Background: While BBL surgery is the most common form of buttock augmentation today not everyone is a good candidate or achieves a satisfactory result. Some patients have inadequate fat to harvest while others have the BBL procedure but not enough fat survives to achieve their their aesthetic augmentation goal. As a result implants remain a valuable buttock augmentation method as a secondary surgical method. In other words, I advise patients to try BBL surgery first, if they are a good candidate, and only then move on to buttock implants if necessary.
When placing buttock implants there are the pocket locations to consider…subfascial, intramuscular and submuscular of the gluteus maximus muscle. Historically the subfascial pocket location was preferred as it offered the most direct implant placement and was not significantly restricted by implant size. But it has the highest rate of complications from infection, seromas, implant visibility and implant shifting/rotation. This doesn’t mean they always happen, just at a higher frequency than the other two pocket locations.
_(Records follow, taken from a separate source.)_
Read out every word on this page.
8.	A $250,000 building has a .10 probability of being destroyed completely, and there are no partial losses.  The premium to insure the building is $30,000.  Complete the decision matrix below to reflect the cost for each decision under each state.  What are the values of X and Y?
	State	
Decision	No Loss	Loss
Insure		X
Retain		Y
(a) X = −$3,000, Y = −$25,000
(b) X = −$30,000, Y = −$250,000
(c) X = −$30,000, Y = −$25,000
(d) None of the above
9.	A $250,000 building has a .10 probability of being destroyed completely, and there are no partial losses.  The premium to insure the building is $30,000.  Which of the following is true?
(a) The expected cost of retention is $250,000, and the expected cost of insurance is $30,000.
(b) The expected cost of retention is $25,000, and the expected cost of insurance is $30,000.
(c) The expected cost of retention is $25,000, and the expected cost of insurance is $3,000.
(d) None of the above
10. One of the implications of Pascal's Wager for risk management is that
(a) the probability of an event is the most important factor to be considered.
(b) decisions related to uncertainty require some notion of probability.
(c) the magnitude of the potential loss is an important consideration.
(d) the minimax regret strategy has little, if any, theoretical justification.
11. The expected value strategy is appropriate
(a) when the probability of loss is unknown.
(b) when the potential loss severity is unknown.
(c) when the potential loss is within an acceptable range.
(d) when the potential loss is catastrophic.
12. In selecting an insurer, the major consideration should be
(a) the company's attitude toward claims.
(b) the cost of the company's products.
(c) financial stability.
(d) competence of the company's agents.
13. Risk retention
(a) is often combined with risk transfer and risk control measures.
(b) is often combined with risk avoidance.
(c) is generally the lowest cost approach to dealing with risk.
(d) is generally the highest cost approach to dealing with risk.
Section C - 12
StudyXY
Because of these issues the intramuscular pocket location has gained popularity as it significantly reduces the incidence of complications. However it is a far more difficult to perform technically and, as a result, its use is reserved for those surgeons who have a focus on buttock implant surgery and are willing to make the effort to learn it in cadaveric dissection laboratories. But beyond its greater technical challenges it is also a smaller implant pocket that can be created inside the muscle. Implant sizes are usually limited to 300 to 400cc with the larger size being for taller/bigger persons.
There is also the newer submuscular pocket, which has it advantages, but it requires a gel-type buttock implant for placement through a narrow muscular entrance into the space. No such gel buttock implant exists in the U.S. currently.
All of these buttock implant considerations apply equally to men as well as women. There are no gender differences in the consideration of implant size or pocket location.
Case Study: This younger male desired a larger and more projecting buttock implant shape. Given his body type and size a 400cc soft solid buttock implant style was chosen.
Under general anesthesia and in the prone position an intergluteal incision was made through which the intramuscular pockets were developed on each side. 400cc buttock implants were placed aided by the use of a funnel insertion device. Good muscular closure was achieved over the implants.
When see one year later he has an uncomplicated recovery with improved buttock projection.
The intergluteal incision has healed well and remained within then upper crease of the intergluteal fold.
Key Points:
1) Buttock implants, regardless of gender, have three pocket locations of which the intramuscular is the most common currently used.
2) Buttock implant size is a major consideration in the intramuscular technique as the pocket size is more limited
3) The hardest part of the intramuscular buttock implant procedure is passing a solid silicone implant through the intergluteal incision…of which the funnel device expedites this part of the procedure.